Four, invest new meaning into a trigger. Anniversaries--both marital and discovery day--tend to be big triggers. As our first discovery day anniversary approached, we'd been successful at rebuilding so that we both had a lot of hope for the future. A year prior to that, I didn't know if we'd still be married by that point. So our first discovery day anniversary became a celebration that we'd made it that far in good shape.

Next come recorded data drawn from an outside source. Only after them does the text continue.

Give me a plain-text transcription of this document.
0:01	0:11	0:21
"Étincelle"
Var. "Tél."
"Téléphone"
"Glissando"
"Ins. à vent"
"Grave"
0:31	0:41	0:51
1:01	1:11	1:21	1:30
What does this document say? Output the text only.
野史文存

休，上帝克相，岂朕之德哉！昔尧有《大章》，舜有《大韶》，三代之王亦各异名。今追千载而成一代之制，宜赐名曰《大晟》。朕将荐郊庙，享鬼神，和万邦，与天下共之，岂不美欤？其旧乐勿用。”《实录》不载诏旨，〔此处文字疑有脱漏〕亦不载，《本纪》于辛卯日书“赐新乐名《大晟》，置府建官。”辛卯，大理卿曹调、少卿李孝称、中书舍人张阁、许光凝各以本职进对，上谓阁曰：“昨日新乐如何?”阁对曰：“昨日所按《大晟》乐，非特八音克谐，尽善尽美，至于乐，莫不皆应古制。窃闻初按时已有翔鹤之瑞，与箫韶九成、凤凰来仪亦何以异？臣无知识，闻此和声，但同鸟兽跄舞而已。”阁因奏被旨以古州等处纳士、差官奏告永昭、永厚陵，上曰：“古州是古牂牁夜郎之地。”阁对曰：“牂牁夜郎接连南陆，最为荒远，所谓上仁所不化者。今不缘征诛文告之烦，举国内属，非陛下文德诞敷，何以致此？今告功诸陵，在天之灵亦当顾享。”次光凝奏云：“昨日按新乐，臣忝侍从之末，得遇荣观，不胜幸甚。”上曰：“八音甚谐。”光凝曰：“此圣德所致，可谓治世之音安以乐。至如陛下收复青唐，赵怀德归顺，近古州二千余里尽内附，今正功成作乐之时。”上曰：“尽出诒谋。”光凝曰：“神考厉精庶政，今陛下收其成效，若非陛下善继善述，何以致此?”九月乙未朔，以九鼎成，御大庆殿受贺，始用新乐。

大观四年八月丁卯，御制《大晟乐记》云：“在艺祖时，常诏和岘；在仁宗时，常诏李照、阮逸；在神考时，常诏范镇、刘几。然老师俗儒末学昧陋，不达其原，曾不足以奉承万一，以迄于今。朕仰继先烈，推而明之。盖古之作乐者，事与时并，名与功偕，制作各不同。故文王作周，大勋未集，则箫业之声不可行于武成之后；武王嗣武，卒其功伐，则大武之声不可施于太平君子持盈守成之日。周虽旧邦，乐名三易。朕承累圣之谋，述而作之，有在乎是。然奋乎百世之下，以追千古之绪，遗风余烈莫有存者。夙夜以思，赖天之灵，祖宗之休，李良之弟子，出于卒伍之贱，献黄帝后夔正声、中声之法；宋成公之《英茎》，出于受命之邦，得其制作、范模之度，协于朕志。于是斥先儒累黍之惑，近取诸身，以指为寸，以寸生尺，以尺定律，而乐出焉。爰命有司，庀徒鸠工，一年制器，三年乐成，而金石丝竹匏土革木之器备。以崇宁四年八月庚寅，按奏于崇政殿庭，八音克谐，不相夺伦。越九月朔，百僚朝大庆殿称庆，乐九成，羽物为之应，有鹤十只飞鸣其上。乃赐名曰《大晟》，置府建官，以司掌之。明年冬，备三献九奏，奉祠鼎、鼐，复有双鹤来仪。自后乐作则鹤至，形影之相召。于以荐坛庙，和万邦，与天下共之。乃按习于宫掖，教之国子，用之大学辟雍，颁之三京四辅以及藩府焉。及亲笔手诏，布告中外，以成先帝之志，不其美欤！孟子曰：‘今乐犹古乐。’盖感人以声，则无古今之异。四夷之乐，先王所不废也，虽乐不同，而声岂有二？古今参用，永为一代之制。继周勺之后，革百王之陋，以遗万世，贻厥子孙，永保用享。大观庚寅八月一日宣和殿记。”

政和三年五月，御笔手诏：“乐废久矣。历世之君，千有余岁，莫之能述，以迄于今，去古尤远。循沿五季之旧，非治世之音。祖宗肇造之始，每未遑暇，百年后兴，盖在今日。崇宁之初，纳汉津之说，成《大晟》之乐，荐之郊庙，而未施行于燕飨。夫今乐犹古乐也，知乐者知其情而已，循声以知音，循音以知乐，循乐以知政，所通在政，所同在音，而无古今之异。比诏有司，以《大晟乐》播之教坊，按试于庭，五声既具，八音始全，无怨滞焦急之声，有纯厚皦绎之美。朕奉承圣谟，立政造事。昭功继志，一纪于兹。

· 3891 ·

If you can't do that, due to a rough and uncertain rebuilding, treat it as a memorial, like 9/11 or Pearl Harbor is nationally. Be grateful for lessons learned and any progress made, no matter how small, while acknowledging the losses.

Five, hang on, they do deaden with time if not reinforced by new occurrences of the affair. Time may not heal the wound, but it will lessen the impact of the wound emotionally. The safer the hurt spouse feels as time goes by without new cheating, the less impact triggers will have.

Six, focus on strengthening your romance. Couples who feel in love with each other will not be as negatively affected by triggers. The book, His Needs, Her Needs is an excellent tool to aid in that process.

Seven, both hurt spouses and unfaithful spouses should realize that feelings are not controlled directly by will power and reasoning. They can influence emotions, but can't turn them off and on like flipping a light switch. It takes time to modify emotions. This is true whether we're talking about feelings of pain and anger from a hurt spouse, or the unfaithful spouse feeling in love with their affair partner. Because a trigger flairs those feelings up from time to time doesn't mean the person has gone back to square one.

There are perhaps other methods of dealing with them. What has worked for you?